Sustainable

Sustainable Social Responsibility

I just counted the number of times the term”sustainable” (and its close cousin, sustainability) appears at the 17 Sustainable Development Goals (SDGs) in the U.N. The UN Sustainable Development Goals intends to end poverty, end hunger, promote sustainable agriculture, healthy lives and encourage well-being for all ages, inclusive and equitable excellent education, achieve gender equality, accessibility of water and sanitation, access to sustainable and modern energy, encourage economic growth and employment, sustainable industrialization, reduce inequality, security, sustainable consumption, combat climate change and its impacts, preserve marine resources, protect terrestrial ecosystems, access to justice for all and international partnerships for sustainable development among others.

The SDGs, as they are called, aims to enhance life in the world, particularly in poor countries and the designers of this target obviously want them to become more sustainable. But, I wondered about the specific meaning of the term”sustainable” with regard to development objectives. You would find a different definition from various analysts on any particular day. It may mean an end to the aid programs run by governments of developed countries If the Sustainable aims are attained, aid isn’t essential in perpetuity. Local governments will start to kick in funding and set up strategies to deliver food and drugs. The concept is, the nation that benefits in the initial form of help will eventually build on it and become self-explanatory.

Then it can be referred to as sustainable work. It’s an indication that short term fixes are not like a long-term solution The Ebola crisis exposed that we may get caught flat-footed if we don’t have a robust and resilient health care food system in place. We are in need of a strong health workforce, quality practices, quality medications and financial infrastructure for continuous improvement of the infrastructure. In each country, we want a system designed to bend but not break and bounce back from these large shocks in an increasingly unstable world. The designers of the goals wanted to cover everybody and everything in the world all of that have unique solutions.

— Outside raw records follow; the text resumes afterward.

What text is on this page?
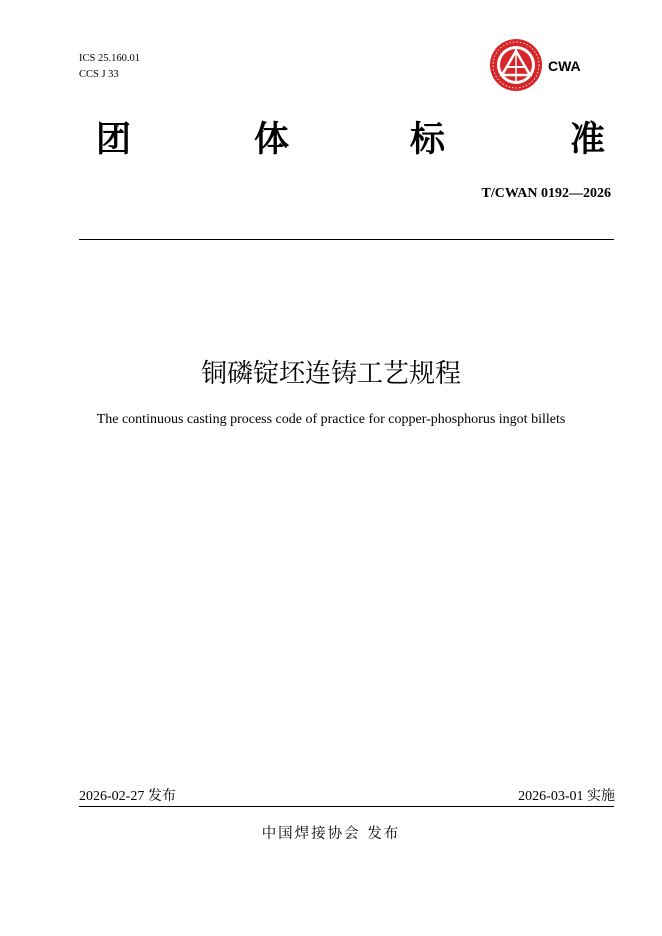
ICS 25.160.01
CCS J 33
CWA
团	体	标	准
T/CWAN 0192—2026
铜磷锭坯连铸工艺规程
The continuous casting process code of practice for copper-phosphorus ingot billets
2026-02-27 发布	2026-03-01 实施
中国焊接协会 发布
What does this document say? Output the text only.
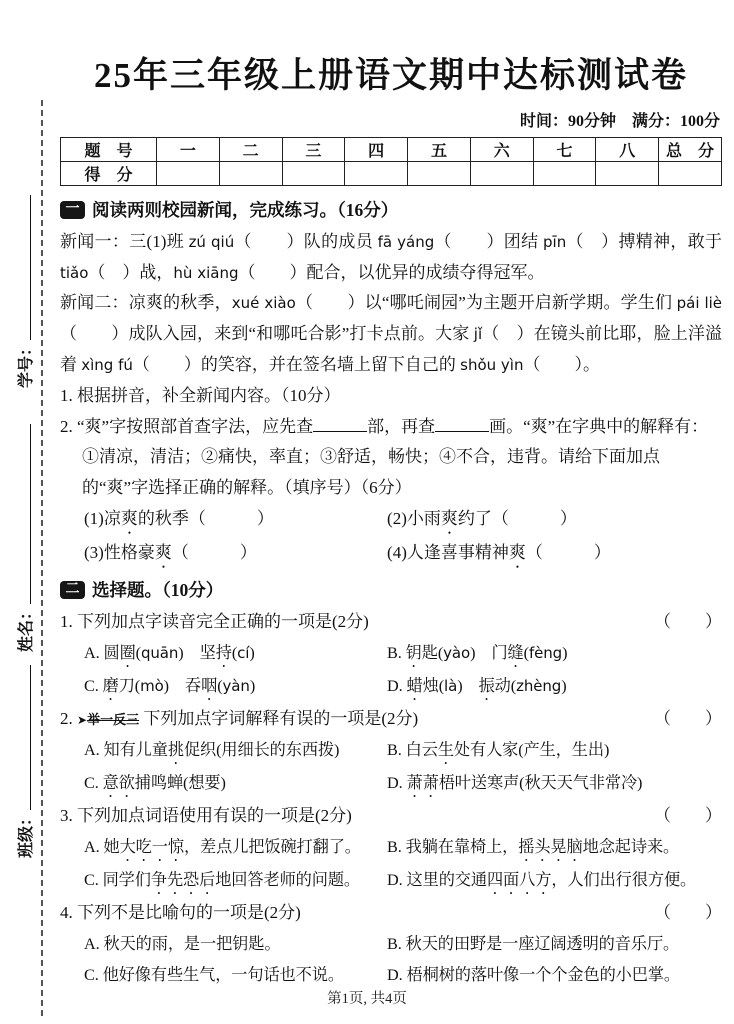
学号：
姓名：
班级：
25年三年级上册语文期中达标测试卷
时间：90分钟　满分：100分
题　号	一	二	三	四	五	六	七	八	总　分
得　分									
一 阅读两则校园新闻，完成练习。（16分）
新闻一：三(1)班 zú qiú（　　）队的成员 fā yáng（　　）团结 pīn（　）搏精神，敢于 tiǎo（　）战，hù xiāng（　　）配合，以优异的成绩夺得冠军。
新闻二：凉爽的秋季，xué xiào（　　）以“哪吒闹园”为主题开启新学期。学生们 pái liè（　　）成队入园，来到“和哪吒合影”打卡点前。大家 jǐ（　）在镜头前比耶，脸上洋溢着 xìng fú（　　）的笑容，并在签名墙上留下自己的 shǒu yìn（　　）。
1. 根据拼音，补全新闻内容。（10分）
2. “爽”字按照部首查字法，应先查	部，再查	画。“爽”在字典中的解释有：①清凉，清洁；②痛快，率直；③舒适，畅快；④不合，违背。请给下面加点的“爽”字选择正确的解释。（填序号）（6分）
(1)凉爽的秋季（　　　）	(2)小雨爽约了（　　　）
(3)性格豪爽（　　　）	(4)人逢喜事精神爽（　　　）
二 选择题。（10分）
1. 下列加点字读音完全正确的一项是(2分)	（　　）
A. 圆圈(quān)　坚持(cí)	B. 钥匙(yào)　门缝(fèng)
C. 磨刀(mò)　吞咽(yàn)	D. 蜡烛(là)　振动(zhèng)
2. ➤举一反三 下列加点字词解释有误的一项是(2分)	（　　）
A. 知有儿童挑促织(用细长的东西拨)	B. 白云生处有人家(产生，生出)
C. 意欲捕鸣蝉(想要)	D. 萧萧梧叶送寒声(秋天天气非常冷)
3. 下列加点词语使用有误的一项是(2分)	（　　）
A. 她大吃一惊，差点儿把饭碗打翻了。	B. 我躺在靠椅上，摇头晃脑地念起诗来。
C. 同学们争先恐后地回答老师的问题。	D. 这里的交通四面八方，人们出行很方便。
4. 下列不是比喻句的一项是(2分)	（　　）
A. 秋天的雨，是一把钥匙。	B. 秋天的田野是一座辽阔透明的音乐厅。
C. 他好像有些生气，一句话也不说。	D. 梧桐树的落叶像一个个金色的小巴掌。
第1页, 共4页
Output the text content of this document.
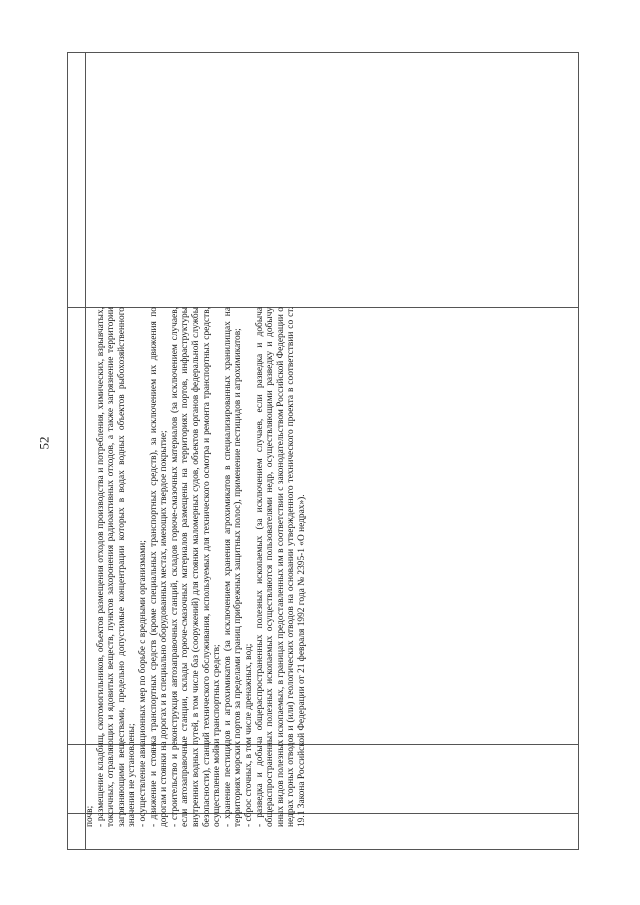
52

почв; - размещение кладбищ, скотомогильников, объектов размещения отходов производства и потребления, химических, взрывчатых, токсичных, отравляющих и ядовитых веществ, пунктов захоронения радиоактивных отходов, а также загрязнение территории загрязняющими веществами, предельно допустимые концентрации которых в водах водных объектов рыбохозяйственного значения не установлены; - осуществление авиационных мер по борьбе с вредными организмами; - движение и стоянка транспортных средств (кроме специальных транспортных средств), за исключением их движения по дорогам и стоянки на дорогах и в специально оборудованных местах, имеющих твердое покрытие; - строительство и реконструкция автозаправочных станций, складов горюче-смазочных материалов (за исключением случаев, если автозаправочные станции, склады горюче-смазочных материалов размещены на территориях портов, инфраструктуры внутренних водных путей, в том числе баз (сооружений) для стоянки маломерных судов, объектов органов федеральной службы безопасности), станций технического обслуживания, используемых для технического осмотра и ремонта транспортных средств, осуществление мойки транспортных средств; - хранение пестицидов и агрохимикатов (за исключением хранения агрохимикатов в специализированных хранилищах на территориях морских портов за пределами границ прибрежных защитных полос), применение пестицидов и агрохимикатов; - сброс сточных, в том числе дренажных, вод; - разведка и добыча общераспространенных полезных ископаемых (за исключением случаев, если разведка и добыча общераспространенных полезных ископаемых осуществляются пользователями недр, осуществляющими разведку и добычу иных видов полезных ископаемых, в границах предоставленных им в соответствии с законодательством Российской Федерации о недрах горных отводов и (или) геологических отводов на основании утвержденного технического проекта в соответствии со ст. 19.1 Закона Российской Федерации от 21 февраля 1992 года № 2395-1 «О недрах»).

That is very good for instill motivation but it’s bad news for people who wish to implement it.

The sustainable targets are a vision that needs more actionable definitions and much more specificity. We can’t specify well-being, let alone measure it. It also suggests that we need to spend money to change the world to make a strong health care system we want a solid infrastructure and food security. In a report on”A Grand Convergence in Global Health,” the prediction was that one to 3 percent of GDP is sufficient for”a universal decrease in disease” and a fall in maternal and child death rates to”dangerously lower levels”. Governments will need to raise money and spend it to create a sustainable ecosystem. It can make authorities consider the consequences of their activities. Douglas Beal, managing director of the Boston Consulting Group, gave a Ted talk about sustainability. And it only meant”longevity, something which can continue.” After the government dismisses good governance, the environment and dismisses civil society that the society and people are harmed. This defeats the purpose of sustainable targets.